(Gilman, Illinois – April 2, 2017)
Two Kankakee, IL men lost their lives Sunday morning at about 10:15 A.M., CDT, when their truck was struck by an Amtrak Train. The motorists were driving a Menard’s box delivery truck t west across heavily-used Canadian National Railway tracks at the dangerous and unguarded grade crossing of 2000 North Road just north of Gilman, IL, when they were struck by a southbound Amtrak passenger train. Reports indicate the train was traveling at 70 mph.
Iroquois County Coroner Bill Cheatum pronounced both Tony Campbell, 54, and Alexander Odzana, 47, dead at the scene. The victims had been ejected from the truck’s cab upon impact with the train. The Amtrak train is one of a daily average of 36 CN freights and Amtrak trains that operate overt the crossing at speeds of 79 mph. Witnesses speculated that “It looks like they were lost and trying to figure out where they needed to go.”
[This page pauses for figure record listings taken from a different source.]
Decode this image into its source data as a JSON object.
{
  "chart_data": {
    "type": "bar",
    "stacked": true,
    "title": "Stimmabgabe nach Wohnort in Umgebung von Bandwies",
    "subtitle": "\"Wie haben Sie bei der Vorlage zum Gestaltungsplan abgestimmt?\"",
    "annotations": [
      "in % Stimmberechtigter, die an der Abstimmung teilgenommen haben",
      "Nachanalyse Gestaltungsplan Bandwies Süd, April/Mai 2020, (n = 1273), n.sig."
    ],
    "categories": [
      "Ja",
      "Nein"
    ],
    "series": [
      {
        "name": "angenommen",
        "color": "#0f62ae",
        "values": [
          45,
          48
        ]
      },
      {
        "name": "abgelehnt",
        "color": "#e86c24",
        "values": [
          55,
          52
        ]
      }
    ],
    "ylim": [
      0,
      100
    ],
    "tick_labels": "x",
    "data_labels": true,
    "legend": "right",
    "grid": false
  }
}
The tragedy was not the first collision at that particular crossing, situated in an extremely dangerous rail corridor. Two adjacent crossings have experienced earlier fatalities, the most recent occurring August 31, 2016 at the non-gated CNR crossing of CR 1600 North. That collision occured when 72-year-old Gilman resident John Nath was struck and killed by another Amtrak train just a couple of miles south of his home. Meanwhile, a May 26, 2002 tragedy at 1300 North and CN rails saw the suffering of another pair of fatalities The 2000 North tragedy was preceded by a single injury accident on August 8, 2008, and a non-injury collision on June 22, 2002.
John Dykstra of the Kankakee Daily Journal noted that “The tracks did not have flashing lights or crossing gates, but were marked with train crossing signs.” It is virtually certain that if this crossing was equipped with signals, such as lights and gates, this collision would not have happened. Amtrak, Canadian National and Operation Lifesaver know that lights and gates are the most effective type of protection at railroad crossings. Studies that have been conducted over fifty years ago confirm that lights and gates offer the ability to drastically reduce the number of vehicle/train accidents by as much as 96%.
Agreeing with her Daily Journal counterpart, Wendy Davis of The Iroquois County Times-Republic reported that “There’s no warning gates at the crossing, just a railroad crossing and a yield sign.”
Corner Cheatum said that an autopsy is scheduled, but nothing at the scene indicates alcohol or drug usage at the scene.